Does fiction have a special place in our lives- nothing to do with the more didactic or consciousness -raising role journalism plays- which is instead to engage us in alternative human experience, offer us the chance to empathise with other peoples’ psyches, and their motivations, both good and bad, both acceptable and misguided, and then to reflect on ourselves and our own experiences and to ask the question perhaps- ‘what if I found myself in that situation?’
I struggled with these questions during the writing of The Darkening Hour, because while I was keen not to revert to a journalistic exploration of domestic servitude, the issues I uncovered during my research did make me feel I had a duty to speak up for women who had suffered in their role as domestic workers in this country. I found myself wanting to highlight the conditions and lack of rights domestic workers from outside the EU experience and to show the trap they sometimes walk into when they leave their own families believing they are coming to jobs that will enable them to provide basic health and education back home.
Yet my role as a fiction writer is to tell a good story, one that makes the reader want to turn the page. It was a challenge to make sure that neither of the women in the book come across as obviously the victim/ perpetrator of the crime that is committed at the beginning of the novel; that both had flaws and encountered temptations that were not always morally sound and that could potentially lead them to step over a line.
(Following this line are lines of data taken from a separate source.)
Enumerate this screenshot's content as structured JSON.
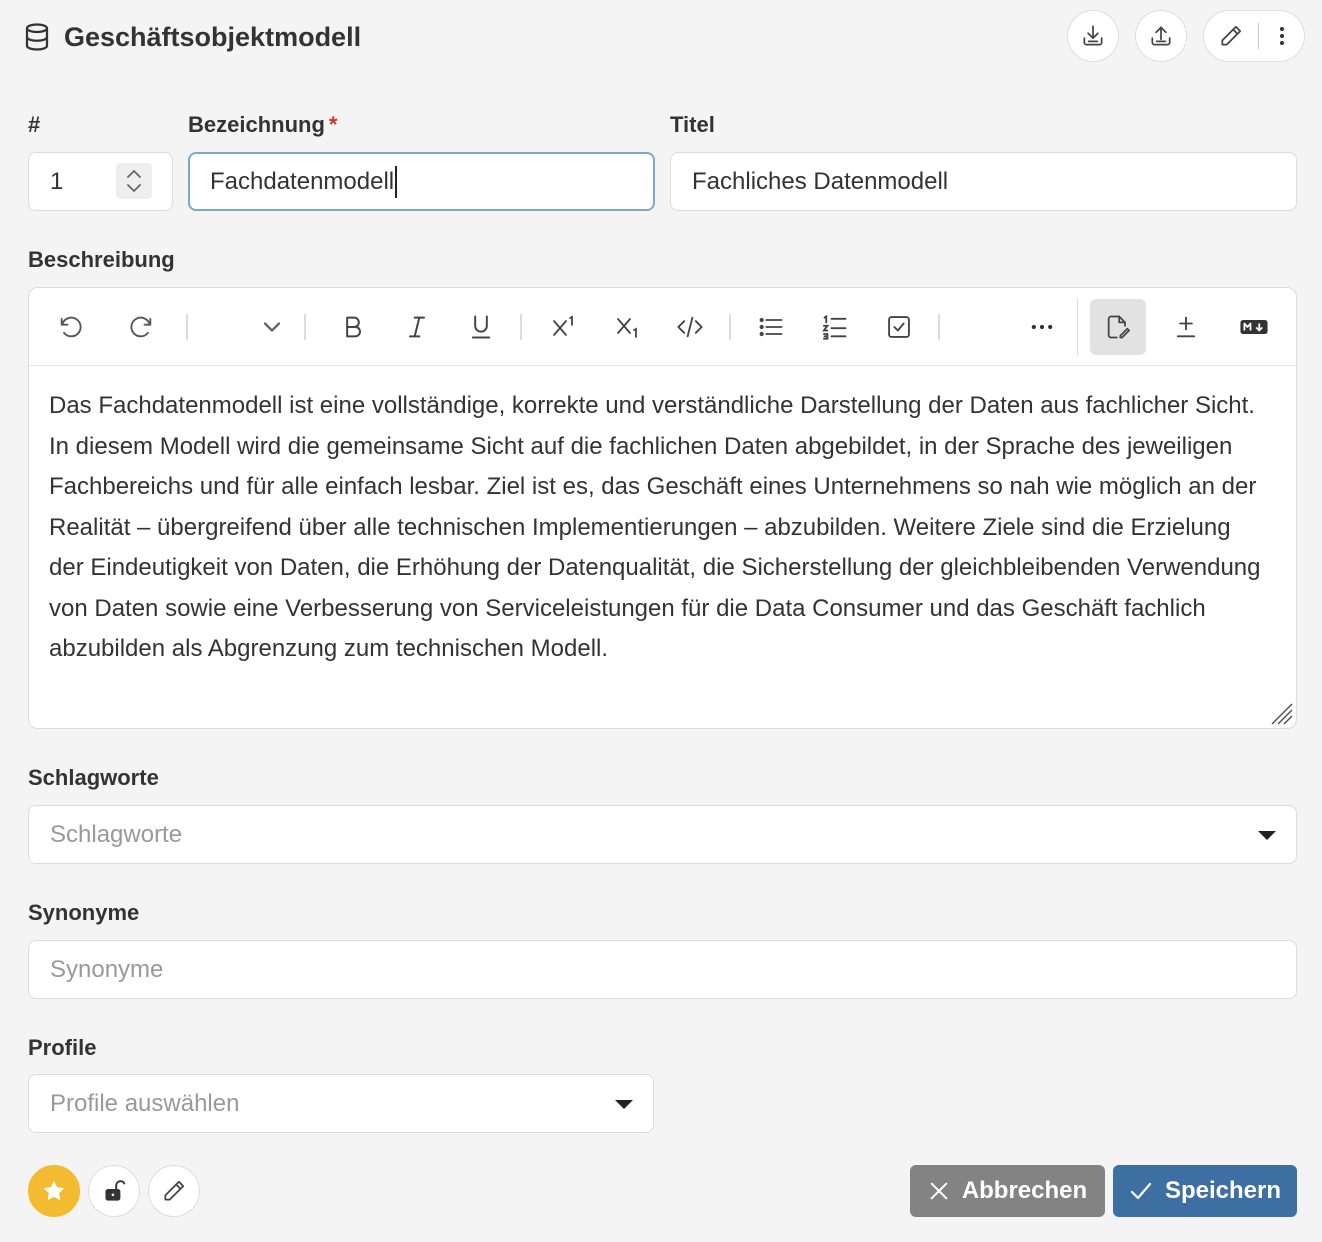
{
  "header": {
    "title": "Geschäftsobjektmodell",
    "icons": [
      "database-icon",
      "download-icon",
      "upload-icon",
      "pencil-icon",
      "more-vertical-icon"
    ]
  },
  "form": {
    "number": {
      "label": "#",
      "value": "1"
    },
    "bezeichnung": {
      "label": "Bezeichnung",
      "required_mark": "*",
      "value": "Fachdatenmodell"
    },
    "titel": {
      "label": "Titel",
      "value": "Fachliches Datenmodell"
    },
    "beschreibung": {
      "label": "Beschreibung",
      "toolbar": [
        "undo",
        "redo",
        "block-type",
        "bold",
        "italic",
        "underline",
        "superscript",
        "subscript",
        "code",
        "bullet-list",
        "numbered-list",
        "checklist",
        "more",
        "rich-text-mode",
        "diff-mode",
        "markdown-mode"
      ],
      "text": "Das Fachdatenmodell ist eine vollständige, korrekte und verständliche Darstellung der Daten aus fachlicher Sicht. In diesem Modell wird die gemeinsame Sicht auf die fachlichen Daten abgebildet, in der Sprache des jeweiligen Fachbereichs und für alle einfach lesbar. Ziel ist es, das Geschäft eines Unternehmens so nah wie möglich an der Realität – übergreifend über alle technischen Implementierungen – abzubilden. Weitere Ziele sind die Erzielung der Eindeutigkeit von Daten, die Erhöhung der Datenqualität, die Sicherstellung der gleichbleibenden Verwendung von Daten sowie eine Verbesserung von Serviceleistungen für die Data Consumer und das Geschäft fachlich abzubilden als Abgrenzung zum technischen Modell."
    },
    "schlagworte": {
      "label": "Schlagworte",
      "placeholder": "Schlagworte"
    },
    "synonyme": {
      "label": "Synonyme",
      "placeholder": "Synonyme"
    },
    "profile": {
      "label": "Profile",
      "placeholder": "Profile auswählen"
    }
  },
  "footer": {
    "cancel_label": "Abbrechen",
    "save_label": "Speichern",
    "accent": "#3e6fa3",
    "cancel_color": "#838383",
    "star_color": "#f3bb2f"
  }
}
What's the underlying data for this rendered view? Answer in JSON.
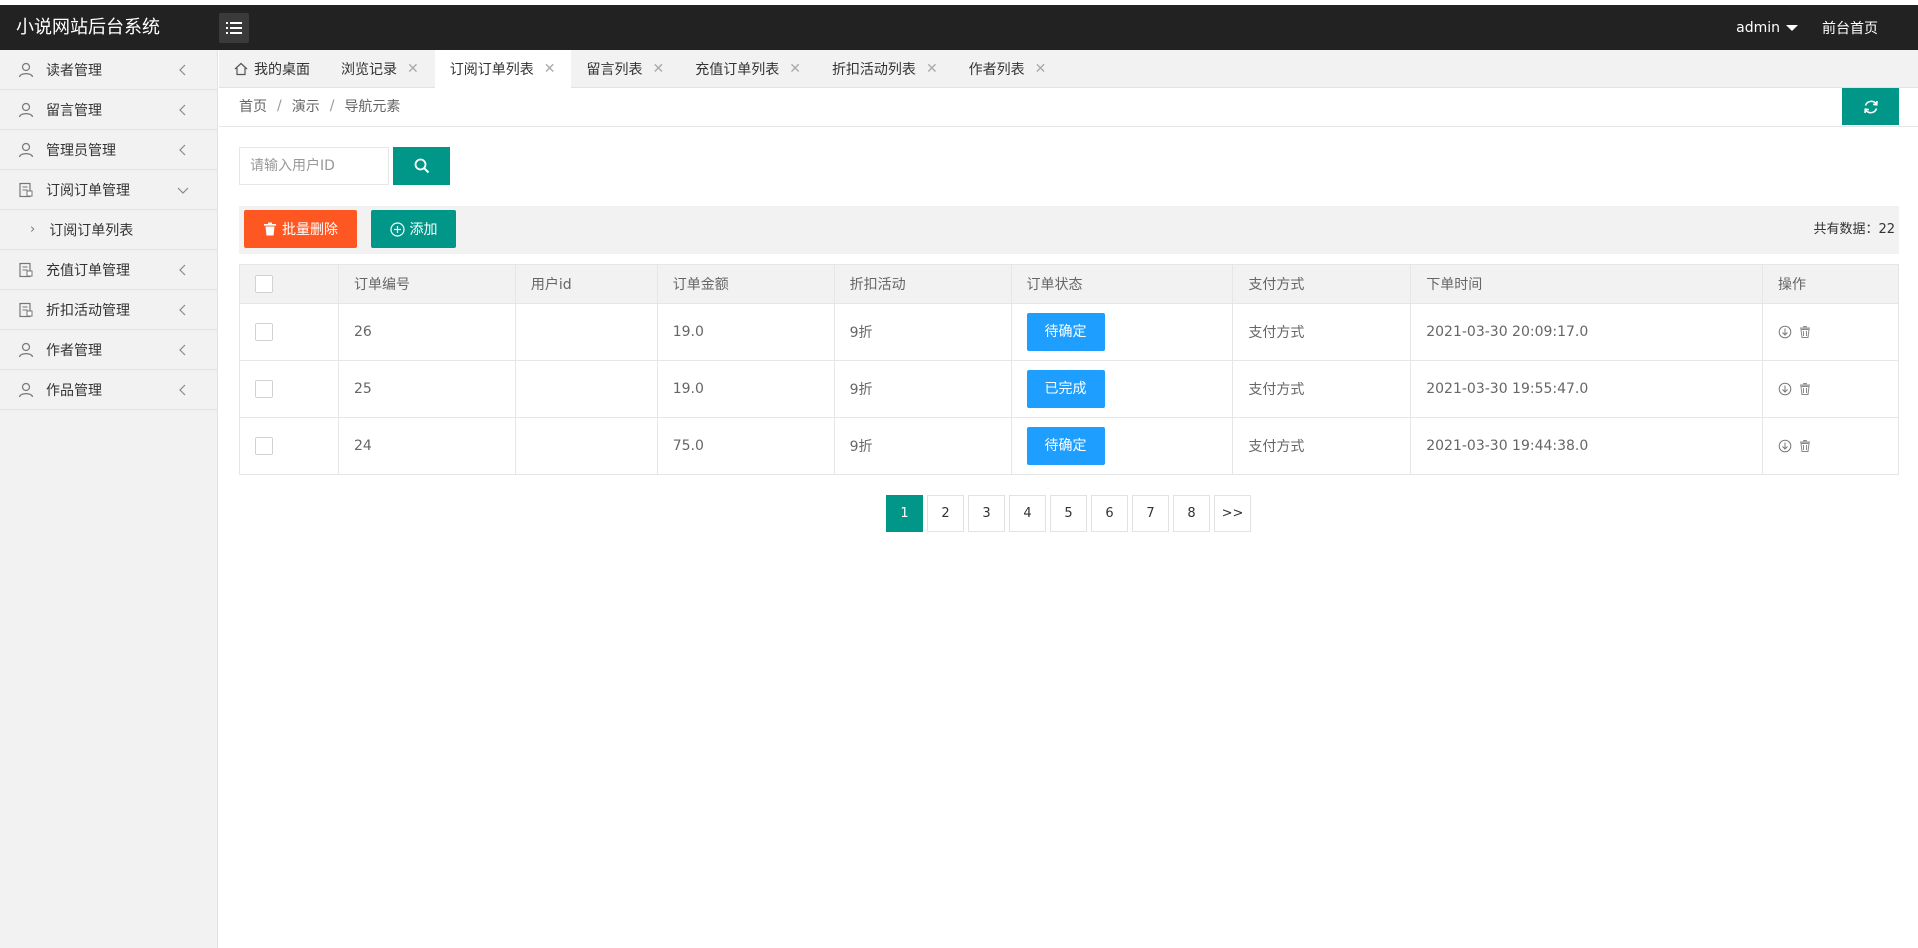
{
  "header": {
    "app_title": "小说网站后台系统",
    "user": "admin",
    "frontend_link": "前台首页"
  },
  "sidebar": {
    "items": [
      {
        "label": "读者管理",
        "icon": "user-icon"
      },
      {
        "label": "留言管理",
        "icon": "user-icon"
      },
      {
        "label": "管理员管理",
        "icon": "user-icon"
      },
      {
        "label": "订阅订单管理",
        "icon": "document-icon",
        "expanded": true
      },
      {
        "label": "订阅订单列表",
        "sub": true
      },
      {
        "label": "充值订单管理",
        "icon": "document-icon"
      },
      {
        "label": "折扣活动管理",
        "icon": "document-icon"
      },
      {
        "label": "作者管理",
        "icon": "user-icon"
      },
      {
        "label": "作品管理",
        "icon": "user-icon"
      }
    ]
  },
  "tabs": [
    {
      "label": "我的桌面",
      "home": true
    },
    {
      "label": "浏览记录"
    },
    {
      "label": "订阅订单列表",
      "active": true
    },
    {
      "label": "留言列表"
    },
    {
      "label": "充值订单列表"
    },
    {
      "label": "折扣活动列表"
    },
    {
      "label": "作者列表"
    }
  ],
  "breadcrumb": [
    "首页",
    "演示",
    "导航元素"
  ],
  "search": {
    "placeholder": "请输入用户ID"
  },
  "toolbar": {
    "delete_label": "批量删除",
    "add_label": "添加",
    "total_label": "共有数据：22"
  },
  "table": {
    "columns": [
      "订单编号",
      "用户id",
      "订单金额",
      "折扣活动",
      "订单状态",
      "支付方式",
      "下单时间",
      "操作"
    ],
    "rows": [
      {
        "id": "26",
        "user_id": "",
        "amount": "19.0",
        "discount": "9折",
        "status": "待确定",
        "payment": "支付方式",
        "time": "2021-03-30 20:09:17.0"
      },
      {
        "id": "25",
        "user_id": "",
        "amount": "19.0",
        "discount": "9折",
        "status": "已完成",
        "payment": "支付方式",
        "time": "2021-03-30 19:55:47.0"
      },
      {
        "id": "24",
        "user_id": "",
        "amount": "75.0",
        "discount": "9折",
        "status": "待确定",
        "payment": "支付方式",
        "time": "2021-03-30 19:44:38.0"
      }
    ]
  },
  "pagination": {
    "pages": [
      "1",
      "2",
      "3",
      "4",
      "5",
      "6",
      "7",
      "8"
    ],
    "next": ">>",
    "current": "1"
  },
  "colors": {
    "accent": "#009688",
    "danger": "#ff5722",
    "status_blue": "#1e9fff",
    "topbar": "#222222"
  }
}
I wanted to look as much at the relationship between two women from different social, cultural, and class backgrounds who have to share a home and a family between them, and where and why conflicts might arise as at the underlying social reasons for one ending up subordinate to the other.
But how to do all this without losing the reader? How to make sure they keep on wanting to turn the page?
I would welcome comments on these questions
– does fiction have a moral duty to raise awareness?
– is it OK for us to use other people’s harrowing real life experiences we hear about in the media as inspiration for stories, simply in order to provide a good read?
– What do we want from novels that we don’t want from journalism and vice versa?
-Is Stephen King right when he says ‘you are writing a novel not a research paper. The story always comes first.’
No matter what dark places it takes you to in your soul?